Effectiveness. For training to be effective, it must focus on the needs of the department and its personnel. The department must be able to effectively serve its community. This means our personnel must be able to effectively provide the services our citizens need. As a department, we must ensure training is done that supports the services we provide. We must also make the training effective for our personnel. It must be focused on them–not just their needs but their existing skill levels. If their existing skills are not maintained and then improved on, the training has not been effective. If the citizens don’t see the members of our department performing effectively on the scene, our training has not served its purpose.
Efficiency. Training must be done in an efficient manner. This simply means keeping it focused enough to be manageable and meeting a stated objective. There are only so many hours in the day, and training must fit in with many other duties that we have to perform. Longer, elaborate training drills require more planning and can be scheduled appropriately, but the bulk of our training should address a particular skill or objective. We must break our training up and focus on what we can effectively accomplish in small drills.
Relevance. The training we do must be relevant. This means it must support what we do and meet our operational needs. The calls that we respond to will dictate what items we train on. They will reveal our needs, as those types of calls will dictate required proficiency.
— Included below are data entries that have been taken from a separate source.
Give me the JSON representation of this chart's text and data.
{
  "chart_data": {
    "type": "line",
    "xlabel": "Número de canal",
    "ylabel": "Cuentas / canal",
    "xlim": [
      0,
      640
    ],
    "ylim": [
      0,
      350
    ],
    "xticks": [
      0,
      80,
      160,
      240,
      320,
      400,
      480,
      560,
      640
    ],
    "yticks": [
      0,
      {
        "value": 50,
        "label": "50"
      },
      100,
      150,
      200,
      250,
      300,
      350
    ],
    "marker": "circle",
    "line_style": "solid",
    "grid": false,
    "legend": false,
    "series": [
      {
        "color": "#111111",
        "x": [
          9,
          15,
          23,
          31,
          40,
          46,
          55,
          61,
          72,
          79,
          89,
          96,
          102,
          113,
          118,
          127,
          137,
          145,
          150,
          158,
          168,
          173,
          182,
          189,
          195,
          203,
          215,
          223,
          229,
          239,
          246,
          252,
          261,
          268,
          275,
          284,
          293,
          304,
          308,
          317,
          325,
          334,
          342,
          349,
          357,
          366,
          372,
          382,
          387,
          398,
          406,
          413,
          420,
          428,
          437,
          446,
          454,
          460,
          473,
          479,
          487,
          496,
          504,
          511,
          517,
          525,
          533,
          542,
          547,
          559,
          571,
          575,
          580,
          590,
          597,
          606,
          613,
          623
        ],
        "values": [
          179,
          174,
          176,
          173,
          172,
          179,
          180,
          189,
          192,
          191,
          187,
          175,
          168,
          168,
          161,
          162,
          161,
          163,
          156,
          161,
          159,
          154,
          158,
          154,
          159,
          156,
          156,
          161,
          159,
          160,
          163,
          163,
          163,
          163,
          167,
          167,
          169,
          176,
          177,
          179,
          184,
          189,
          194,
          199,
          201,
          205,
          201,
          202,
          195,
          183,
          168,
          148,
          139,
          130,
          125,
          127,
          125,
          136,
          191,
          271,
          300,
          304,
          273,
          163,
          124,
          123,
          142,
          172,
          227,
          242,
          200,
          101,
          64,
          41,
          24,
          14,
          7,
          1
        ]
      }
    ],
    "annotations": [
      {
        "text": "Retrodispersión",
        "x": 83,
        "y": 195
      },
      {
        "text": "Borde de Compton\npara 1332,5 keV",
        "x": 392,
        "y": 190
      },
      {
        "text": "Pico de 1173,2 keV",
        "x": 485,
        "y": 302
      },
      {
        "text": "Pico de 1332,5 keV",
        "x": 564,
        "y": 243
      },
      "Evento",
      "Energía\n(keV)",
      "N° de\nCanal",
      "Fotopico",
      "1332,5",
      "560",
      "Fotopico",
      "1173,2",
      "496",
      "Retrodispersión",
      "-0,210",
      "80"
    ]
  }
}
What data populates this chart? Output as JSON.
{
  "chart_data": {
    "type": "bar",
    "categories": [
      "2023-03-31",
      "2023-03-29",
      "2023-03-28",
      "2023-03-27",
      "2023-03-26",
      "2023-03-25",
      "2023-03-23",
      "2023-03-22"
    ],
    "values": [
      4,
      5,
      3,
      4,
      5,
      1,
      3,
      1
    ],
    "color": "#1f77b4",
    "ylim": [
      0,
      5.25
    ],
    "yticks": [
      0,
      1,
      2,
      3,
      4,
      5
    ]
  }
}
They will also show where we have weaknesses and a need for improvement.
The knowledge, skills, and abilities on which we train must be related to the jobs we do on the street as closely as possible. The relevance can best be measured by how our training can make us safer, more effective, and more efficient at the jobs we do.
Training to Standard. This can carry a dual meaning. The first part of this is that we must train to meet the applicable standards where they exist. The standards exist for a reason. In fire or rescue training, the skills and evolutions we do should meet the applicable standard. In EMS training, we must meet the applicable standards and ensure we meet criteria established under medical protocol.
The second part of this is simple: Ensure your training meets a high standard. Don’t set a low standard or low example for your personnel. Ensure that when you train, you train toward a purpose and set high expectations. Do not waste your people’s time with poor training.
David L. Haines is a 26-year fire service veteran and the training captain with the Salisbury (MD) Fire Department (SFD), where he has served since 2003. He began his fire service career in 1993 as a volunteer with the Berlin (MD) Fire Company, where he rose through the ranks to become a lieutenant. He also served on several committees before retiring in 2012. Haines teaches numerous classes and programs for the SFD Academy. Since 2005, he has taught fire and rescue classes as a field instructor with the Maryland Fire and Rescue Institute, serving at the Lower Eastern Shore Regional Training Center.